Neighbors of these abandoned properties no longer need to worry what lies beneath the garbage and muck overtaking them.
After a growing number of concerns about the conditions of the area, Councilman Jimmy Vacca partnered with Wildcat Service Corporation, a division of Fedcap, as part of their to organize several clean ups in the district.
Fedcap is an not for profit organization with locations throughout the tri-state area which provides job assistance to people who face physical disabilities, conviction histories, veterans, and many others facing barriers to employment.

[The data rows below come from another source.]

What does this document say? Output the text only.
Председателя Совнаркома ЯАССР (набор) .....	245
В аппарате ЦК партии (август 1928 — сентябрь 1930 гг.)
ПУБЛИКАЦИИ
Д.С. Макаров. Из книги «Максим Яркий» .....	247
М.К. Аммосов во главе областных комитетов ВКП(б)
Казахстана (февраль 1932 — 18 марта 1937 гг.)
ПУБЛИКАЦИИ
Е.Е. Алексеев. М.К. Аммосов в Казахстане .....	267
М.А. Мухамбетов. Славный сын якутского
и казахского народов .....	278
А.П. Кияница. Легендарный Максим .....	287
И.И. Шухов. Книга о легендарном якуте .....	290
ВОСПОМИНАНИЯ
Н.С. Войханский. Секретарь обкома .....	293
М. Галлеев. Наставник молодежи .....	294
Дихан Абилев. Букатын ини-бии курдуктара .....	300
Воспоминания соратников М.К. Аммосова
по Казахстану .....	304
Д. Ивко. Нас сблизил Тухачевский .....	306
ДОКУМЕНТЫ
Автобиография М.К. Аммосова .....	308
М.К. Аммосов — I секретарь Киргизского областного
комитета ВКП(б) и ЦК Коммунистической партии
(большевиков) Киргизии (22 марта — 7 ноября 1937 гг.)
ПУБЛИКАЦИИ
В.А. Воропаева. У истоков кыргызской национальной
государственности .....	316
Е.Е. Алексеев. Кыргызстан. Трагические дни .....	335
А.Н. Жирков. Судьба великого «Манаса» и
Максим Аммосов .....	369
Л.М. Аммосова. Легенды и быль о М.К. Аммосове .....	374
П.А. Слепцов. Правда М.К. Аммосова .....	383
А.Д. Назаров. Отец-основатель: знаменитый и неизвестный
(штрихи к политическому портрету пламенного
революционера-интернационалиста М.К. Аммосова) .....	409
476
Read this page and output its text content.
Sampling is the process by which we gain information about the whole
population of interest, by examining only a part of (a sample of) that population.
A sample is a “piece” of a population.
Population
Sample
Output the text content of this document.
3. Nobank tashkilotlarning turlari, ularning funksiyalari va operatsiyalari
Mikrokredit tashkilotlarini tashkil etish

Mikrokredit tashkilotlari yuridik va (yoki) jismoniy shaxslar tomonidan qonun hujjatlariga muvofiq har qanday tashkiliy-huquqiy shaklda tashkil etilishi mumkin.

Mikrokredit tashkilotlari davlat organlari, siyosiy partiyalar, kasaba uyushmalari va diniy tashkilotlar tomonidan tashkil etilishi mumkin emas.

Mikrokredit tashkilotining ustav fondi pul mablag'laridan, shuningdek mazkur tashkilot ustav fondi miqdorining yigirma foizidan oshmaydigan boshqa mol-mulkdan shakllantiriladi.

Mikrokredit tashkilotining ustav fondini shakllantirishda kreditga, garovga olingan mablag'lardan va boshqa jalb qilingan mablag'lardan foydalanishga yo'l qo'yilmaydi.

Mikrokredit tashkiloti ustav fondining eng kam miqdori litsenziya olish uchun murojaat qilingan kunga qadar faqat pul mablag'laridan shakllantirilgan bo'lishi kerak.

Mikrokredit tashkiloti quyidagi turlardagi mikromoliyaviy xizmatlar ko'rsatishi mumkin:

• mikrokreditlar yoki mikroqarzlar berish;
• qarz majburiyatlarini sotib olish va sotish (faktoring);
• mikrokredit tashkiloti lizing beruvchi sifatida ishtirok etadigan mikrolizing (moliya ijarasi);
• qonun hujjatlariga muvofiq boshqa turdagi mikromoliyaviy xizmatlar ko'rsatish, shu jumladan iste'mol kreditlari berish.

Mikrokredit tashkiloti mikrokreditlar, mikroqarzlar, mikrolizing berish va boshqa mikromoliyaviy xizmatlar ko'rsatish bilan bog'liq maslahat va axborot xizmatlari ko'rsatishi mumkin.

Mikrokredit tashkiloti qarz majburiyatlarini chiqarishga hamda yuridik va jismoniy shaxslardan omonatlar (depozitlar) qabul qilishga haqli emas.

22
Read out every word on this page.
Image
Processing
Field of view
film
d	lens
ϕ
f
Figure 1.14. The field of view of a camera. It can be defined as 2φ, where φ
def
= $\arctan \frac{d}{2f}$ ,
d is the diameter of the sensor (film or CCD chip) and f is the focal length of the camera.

The clean up, which came free of cost, included properties at McOwen Avenue, Van Nest Avenue, the corner of East 197th Street and Hutchinson River Parkway East, the corner of Continental Avenue and Pelham Parkway South, Pennyfield Avenue, Throgs Neck Expressway and Schley Avenue.
Fedcap was able to work with the City Department of Sanitation to remove nearly 150 bags of garbage and weeds from the six properties.
The property at 3011 Schley Avenue has been a problem in the community for over three years.
Neighbors have complained that since the house was boarded up in the summer of 2010, there was often a foul odor coming from the property as well as flooding in the back yard and basement.
Lynn Gerbino, president of the Throggs Neck Home Owners Association, said neighbors are very happy about the clean up.
“Hopefully we can continue to move forward with this effort,” she said. “I know that the outside has been cleaned up, but now we have to work on getting the standing water inside the house taken care of. That is a major issue with the neighbors because they have a lot of issued with the mosquitoes. Hopefully we can have the house taken down in the future.”
A spokesman for Vacca said the inside of the property was not cleaned because the gates to the property were locked.
The property is still listed as being owned by a James Mau, but no one has been able to contact him.
Fedcap’s Wildcat Division has agreed to work with Vacca in the future to maintain the locations workers cleaned up, as well as other properties in need of cleanup.
“We cannot have properties near homes that are a health hazard to those living around them,” Vacca said. “The neighbors around these locations have been concerned about the conditions of these lots and properties for some time, and it is not fair to them to live amongst garbage, overgrown weeds, and sometimes rodents.”
He said that by forming the partnership with Fedcap, “we can promise residents that these vacant properties will be well maintained in the future.”